Taylor recebeu 20% dos votos no condado de Blaenau Gwent, candidatando-se ao Partido Brexit nas Eleições Gerais de 2019. Ele recentemente montou uma campanha de crowdfunding que arrecadou 61 mil libras (R$ 470 mil) para um cinema de Swansea fechado após violar os regulamentos da covid.
As postagens de Taylor diziam "Estamos de olho em você" junto com o vídeo, mas quando contatado pela reportagem da BBC, disse por e-mail: "Em minha postagem original, eu não estava insinuando nada... Cabe a nós meus seguidores de mídia social tirar uma conclusão a partir do que eles veem ou leiam".
"É uma pena que Dyne decidiu referir-se a si mesmo sarcasticamente em suas contas nas redes sociais", escreveu Taylor, "Sempre acreditei que, se alguém lhe diz quem ou o que é, acredite. Portanto, teria acreditado piamente em Dyne quando ele se referiu a si mesmo como um ator."
Taylor também condenou os abusos e ameaças contra Dyne.
"Nunca contribuiria intencionalmente para abusar ou ameaçar outro indivíduo, tendo gasto grande parte de minha vida profissional ajudando e servindo aos outros", escreveu.
Mas o vídeo que viralizou fez com que Dyne recebesse centenas de mensagens abusivas e ameaçadoras — ele estima três vezes mais do que na onda inicial de julho, incluindo várias ameaças de morte e contas falsas criadas em seu nome.

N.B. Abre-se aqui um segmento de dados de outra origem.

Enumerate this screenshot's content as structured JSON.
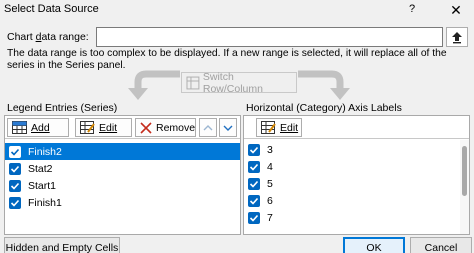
{
  "dialog": {
    "title": "Select Data Source",
    "help": "?",
    "close": "✕"
  },
  "range": {
    "label_pre": "Chart ",
    "label_u": "d",
    "label_post": "ata range:",
    "value": "",
    "info": "The data range is too complex to be displayed. If a new range is selected, it will replace all of the series in the Series panel."
  },
  "switch": {
    "label": "Switch Row/Column"
  },
  "legend": {
    "heading": "Legend Entries (Series)",
    "add": "Add",
    "edit": "Edit",
    "remove": "Remove",
    "series": [
      {
        "name": "Finish2",
        "checked": true,
        "selected": true
      },
      {
        "name": "Stat2",
        "checked": true,
        "selected": false
      },
      {
        "name": "Start1",
        "checked": true,
        "selected": false
      },
      {
        "name": "Finish1",
        "checked": true,
        "selected": false
      }
    ]
  },
  "axis": {
    "heading": "Horizontal (Category) Axis Labels",
    "edit": "Edit",
    "labels": [
      "3",
      "4",
      "5",
      "6",
      "7"
    ]
  },
  "buttons": {
    "hidden": "Hidden and Empty Cells",
    "ok": "OK",
    "cancel": "Cancel"
  },
  "colors": {
    "accent": "#0078d7",
    "checkbox": "#0067c0",
    "remove_icon": "#c42b1c"
  }
}
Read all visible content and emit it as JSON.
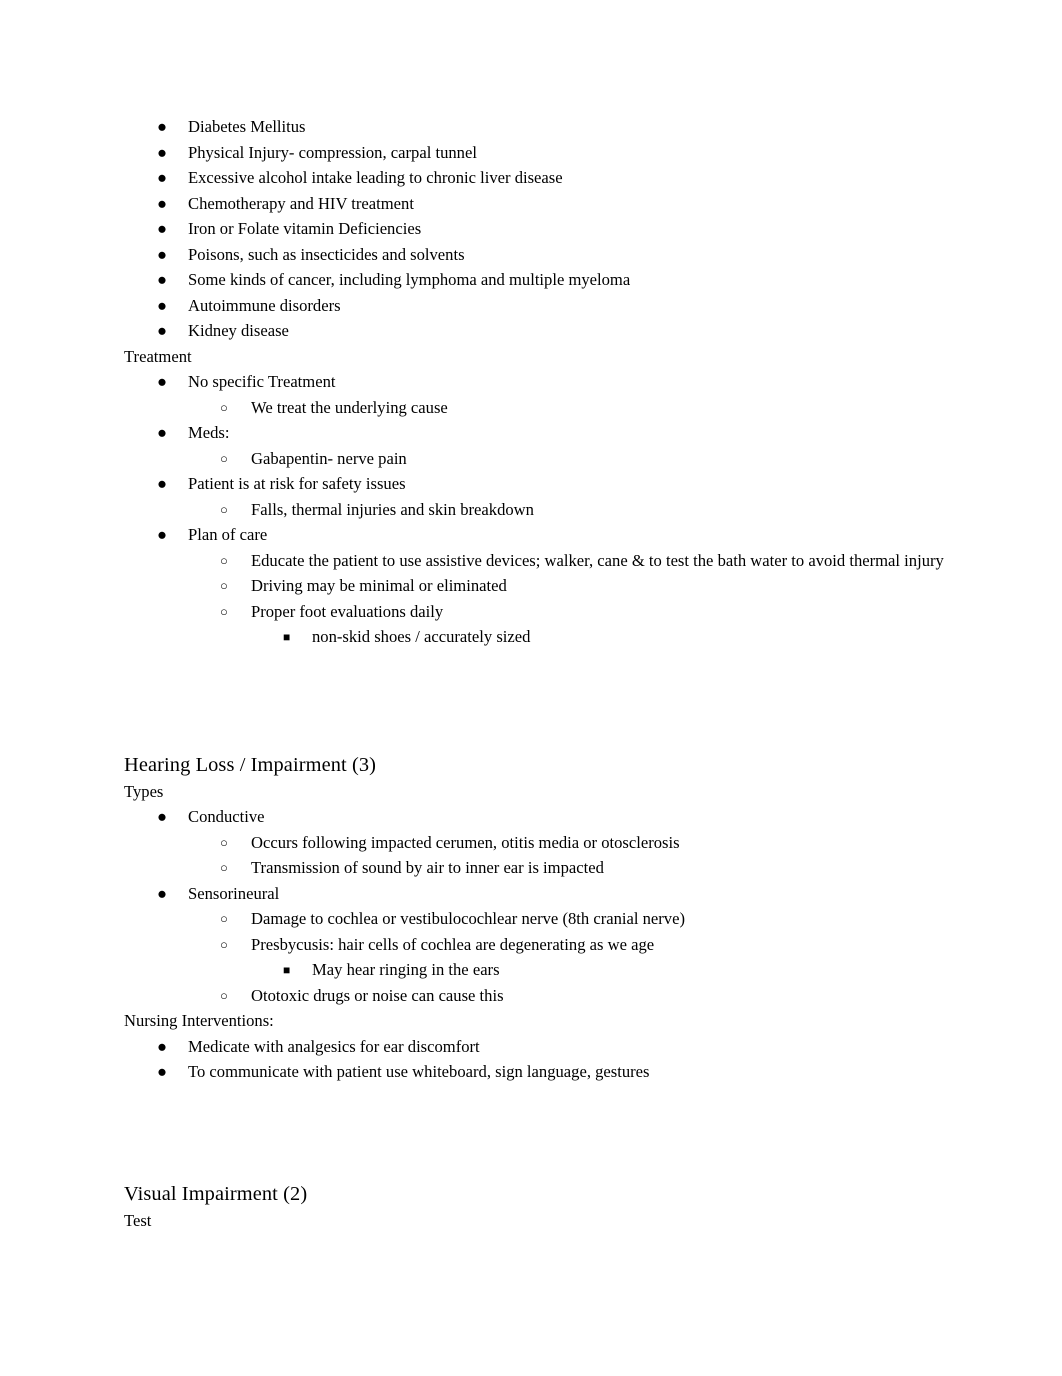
{
  "document": {
    "background_color": "#ffffff",
    "text_color": "#000000",
    "bullet_glyphs": {
      "level1": "●",
      "level2": "○",
      "level3": "■"
    }
  },
  "sections": {
    "causes_list": {
      "items": [
        "Diabetes Mellitus",
        "Physical Injury- compression, carpal tunnel",
        "Excessive alcohol intake leading to chronic liver disease",
        "Chemotherapy and HIV treatment",
        "Iron or Folate vitamin Deficiencies",
        "Poisons, such as insecticides and solvents",
        "Some kinds of cancer, including lymphoma and multiple myeloma",
        "Autoimmune disorders",
        "Kidney disease"
      ]
    },
    "treatment": {
      "label": "Treatment",
      "items": {
        "no_specific_treatment": "No specific Treatment",
        "underlying_cause": "We treat the underlying cause",
        "meds": "Meds:",
        "gabapentin": "Gabapentin- nerve pain",
        "safety_risk": "Patient is at risk for safety issues",
        "safety_detail": "Falls, thermal injuries and skin breakdown",
        "plan_of_care": "Plan of care",
        "educate": "Educate the patient to use assistive devices; walker, cane & to test the bath water to avoid thermal injury",
        "driving": "Driving may be minimal or eliminated",
        "foot_eval": "Proper foot evaluations daily",
        "shoes": "non-skid shoes / accurately sized"
      }
    },
    "hearing_loss": {
      "heading": "Hearing Loss / Impairment (3)",
      "types_label": "Types",
      "conductive": {
        "label": "Conductive",
        "details": [
          "Occurs following impacted cerumen, otitis media or otosclerosis",
          "Transmission of sound by air to inner ear is impacted"
        ]
      },
      "sensorineural": {
        "label": "Sensorineural",
        "damage": "Damage to cochlea or vestibulocochlear nerve (8th cranial nerve)",
        "presbycusis": "Presbycusis: hair cells of cochlea are degenerating as we age",
        "ringing": "May hear ringing in the ears",
        "ototoxic": "Ototoxic drugs or noise can cause this"
      },
      "nursing_label": "Nursing Interventions:",
      "nursing_items": [
        "Medicate with analgesics for ear discomfort",
        "To communicate with patient use whiteboard, sign language, gestures"
      ]
    },
    "visual_impairment": {
      "heading": "Visual Impairment (2)",
      "test_label": "Test"
    }
  }
}
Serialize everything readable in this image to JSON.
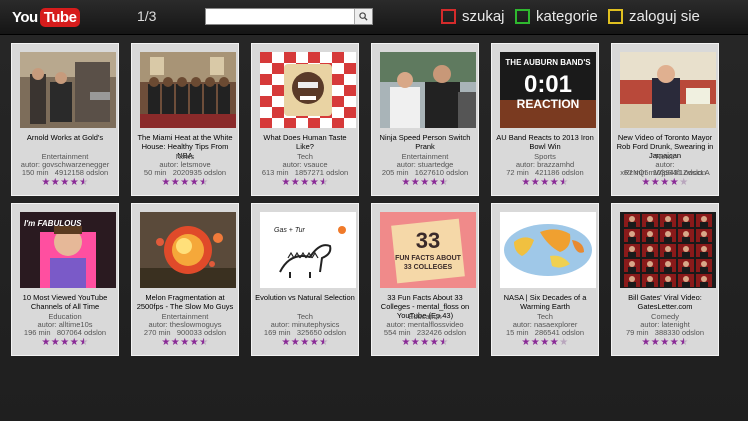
{
  "header": {
    "logo_you": "You",
    "logo_tube": "Tube",
    "pager": "1/3",
    "search": {
      "value": "",
      "placeholder": ""
    },
    "menu": [
      {
        "label": "szukaj",
        "color": "#d42b2b"
      },
      {
        "label": "kategorie",
        "color": "#2fb82f"
      },
      {
        "label": "zaloguj sie",
        "color": "#e0c020"
      }
    ]
  },
  "meta_labels": {
    "author_prefix": "autor: ",
    "duration_unit": " min",
    "views_unit": " odslon"
  },
  "videos": [
    {
      "title": "Arnold Works at Gold's",
      "category": "Entertainment",
      "author": "govschwarzenegger",
      "duration": "150",
      "views": "4912158",
      "rating": 4.5,
      "thumb": "gym"
    },
    {
      "title": "The Miami Heat at the White House: Healthy Tips From NBA",
      "category": "News",
      "author": "letsmove",
      "duration": "50",
      "views": "2020935",
      "rating": 4.5,
      "thumb": "whitehouse"
    },
    {
      "title": "What Does Human Taste Like?",
      "category": "Tech",
      "author": "vsauce",
      "duration": "613",
      "views": "1857271",
      "rating": 4.5,
      "thumb": "sandwich"
    },
    {
      "title": "Ninja Speed Person Switch Prank",
      "category": "Entertainment",
      "author": "stuartedge",
      "duration": "205",
      "views": "1627610",
      "rating": 4.5,
      "thumb": "prank"
    },
    {
      "title": "AU Band Reacts to 2013 Iron Bowl Win",
      "category": "Sports",
      "author": "brazzamhd",
      "duration": "72",
      "views": "421186",
      "rating": 4.5,
      "thumb": "auburn"
    },
    {
      "title": "New Video of Toronto Mayor Rob Ford Drunk, Swearing in Jamaican",
      "category": "News",
      "author": "xRzNQ5mWjpS4f1ZwccLA",
      "duration": "67",
      "views": "1039431",
      "rating": 4,
      "thumb": "mayor"
    },
    {
      "title": "10 Most Viewed YouTube Channels of All Time",
      "category": "Education",
      "author": "alltime10s",
      "duration": "196",
      "views": "807064",
      "rating": 4.5,
      "thumb": "fabulous"
    },
    {
      "title": "Melon Fragmentation at 2500fps - The Slow Mo Guys",
      "category": "Entertainment",
      "author": "theslowmoguys",
      "duration": "270",
      "views": "900033",
      "rating": 4.5,
      "thumb": "melon"
    },
    {
      "title": "Evolution vs Natural Selection",
      "category": "Tech",
      "author": "minutephysics",
      "duration": "169",
      "views": "325650",
      "rating": 4.5,
      "thumb": "dino"
    },
    {
      "title": "33 Fun Facts About 33 Colleges - mental_floss on YouTube (Ep.43)",
      "category": "Education",
      "author": "mentalflossvideo",
      "duration": "554",
      "views": "232426",
      "rating": 4.5,
      "thumb": "facts"
    },
    {
      "title": "NASA | Six Decades of a Warming Earth",
      "category": "Tech",
      "author": "nasaexplorer",
      "duration": "15",
      "views": "286541",
      "rating": 4,
      "thumb": "map"
    },
    {
      "title": "Bill Gates' Viral Video: GatesLetter.com",
      "category": "Comedy",
      "author": "latenight",
      "duration": "79",
      "views": "388330",
      "rating": 4.5,
      "thumb": "gates"
    }
  ],
  "thumb_texts": {
    "auburn_title": "THE AUBURN BAND'S",
    "auburn_time": "0:01",
    "auburn_sub": "REACTION",
    "fabulous": "I'm FABULOUS",
    "facts_num": "33",
    "facts_line1": "FUN FACTS ABOUT",
    "facts_line2": "33 COLLEGES",
    "dino_label": "Gas + Tur"
  }
}
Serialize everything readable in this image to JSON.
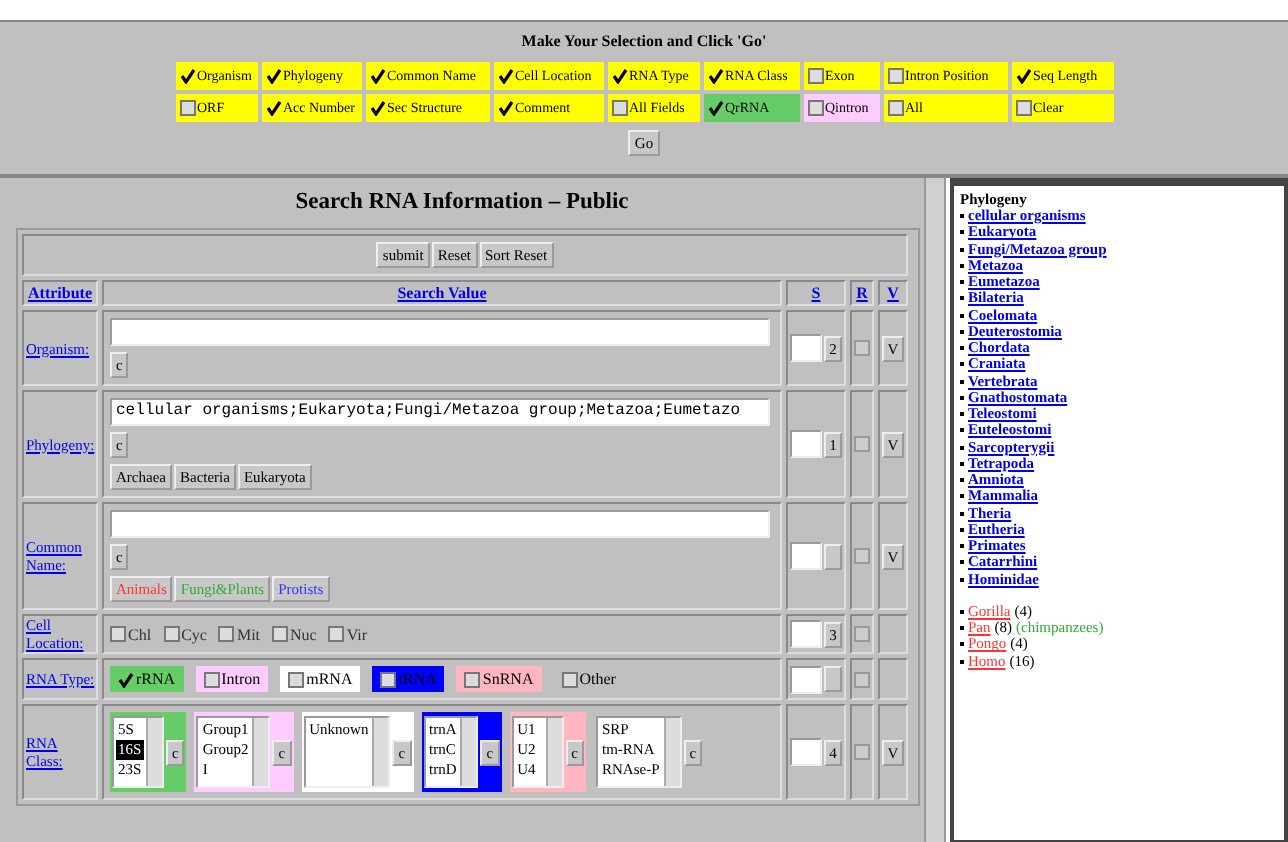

A postagem de Taylor no Facebook foi rotulada como falsa por checadores de informação. Um vídeo no YouTube continua ativo, assim como vários tuítes que viralizaram mostrando a gravação no Twitter.
A Meta — que é dona do Instagram e do Facebook — retirou as contas falsas do ar.
"Pedimos desculpas a Henry pela angústia que isso lhe deve ter causado", diz um comunicado da Meta.
"Contas que se fazem passar por outra pessoa não são permitidas no Instagram e removemos as contas denunciadas para nós."
Em comunicado, o Twitter disse que "continuamos a tomar medidas coercitivas sobre o conteúdo e as contas que apresentam alegações comprovadamente falsas ou enganosas sobre a covid-19 e que podem levar a um risco significativo de danos."
O YouTube está investigando o vídeo em questão.
Todas as três empresas de mídia social condenaram o assédio online e dizem que têm regras e ferramentas para se proteger contra ele.
Embora lamente as repetidas rodadas de abusos, Henry Dyne continuou a zombar de seus acusadores, brincando que ele está disponível para "fingir" outros desastres.
"Isso é tudo o que você pode fazer", diz ele. "Algo precisa acontecer com a mídia social. É tão óbvio que está tão fora de controle."
Apesar de considerar uma carreira como comediante de stand-up, Dyne diz que sua luta contra a covid-19 não foi muito engraçada — e foi muito real.